Installation

Installation information for the different components of MultiScanner is provided below. To get an idea of how the system works without going through the full process of setting up the distributed architecture, refer to the section on Standalone Docker Installation.

The Docker standalone system is less scalable, robust, and feature-rich, but it enables easy stand up the web UI, the REST API, and an Elasticsearch node, allowing users to quickly see how the system works. The standalone container is intended as an introduction to the system and its capabilities, but is not designed for operational use.

System Requirements

Python 3.6 is recommended. Compatibility with Python 2.7+ and 3.4+ is supported but not thoroughly maintained and tested. Please submit an issue or a pull request fixing any issues found with other versions of Python.

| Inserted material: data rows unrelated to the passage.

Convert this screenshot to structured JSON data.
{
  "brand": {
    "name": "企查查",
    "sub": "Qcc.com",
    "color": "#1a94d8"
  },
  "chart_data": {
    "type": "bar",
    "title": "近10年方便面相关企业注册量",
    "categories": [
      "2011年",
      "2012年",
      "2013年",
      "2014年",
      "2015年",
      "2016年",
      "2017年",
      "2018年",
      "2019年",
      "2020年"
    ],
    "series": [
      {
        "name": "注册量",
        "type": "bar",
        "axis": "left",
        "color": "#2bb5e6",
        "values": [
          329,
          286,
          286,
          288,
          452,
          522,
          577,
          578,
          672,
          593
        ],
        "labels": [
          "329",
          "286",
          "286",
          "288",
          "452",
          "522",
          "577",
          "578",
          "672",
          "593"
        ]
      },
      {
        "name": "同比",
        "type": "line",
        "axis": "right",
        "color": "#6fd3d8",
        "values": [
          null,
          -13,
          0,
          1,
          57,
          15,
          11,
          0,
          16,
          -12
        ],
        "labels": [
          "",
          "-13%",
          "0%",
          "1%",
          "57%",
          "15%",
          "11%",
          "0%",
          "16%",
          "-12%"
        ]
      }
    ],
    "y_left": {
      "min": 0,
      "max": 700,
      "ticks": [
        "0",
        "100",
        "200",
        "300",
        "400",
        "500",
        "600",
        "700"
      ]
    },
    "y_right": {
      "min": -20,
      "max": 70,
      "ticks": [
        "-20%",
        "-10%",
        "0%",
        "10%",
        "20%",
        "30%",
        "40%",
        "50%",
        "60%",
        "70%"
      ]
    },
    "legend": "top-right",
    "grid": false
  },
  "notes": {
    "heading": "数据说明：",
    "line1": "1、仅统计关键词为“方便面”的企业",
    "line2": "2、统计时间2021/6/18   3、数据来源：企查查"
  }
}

An installer script is included in the project (install.sh), which installs the prerequisites on most systems.

Currently, MultiScanner is deployed with Ansible, and we’re working to support distributed architecture deployment via Docker.

Installing Ansible

The installer script should install the required Python packages for users of RedHat- or Debian-based Linux distributions. Users of other distributions should refer to requirements.txt.

MultiScanner requires a configuration file to run. After cloning the repository, generate the MultiScanner default configuration by running python multiscanner.py init. The command can be used to rewrite the configuration file to its default state or, if new modules have been written, to add their configuration details to the configuration file.

Installing Analytic Machines

Default modules have the option of being run locally or via SSH. The development team runs MultiScanner on a Linux host and hosts the majority of analytical tools on a separate Windows machine. The SSH server used in this environment is freeSSHd.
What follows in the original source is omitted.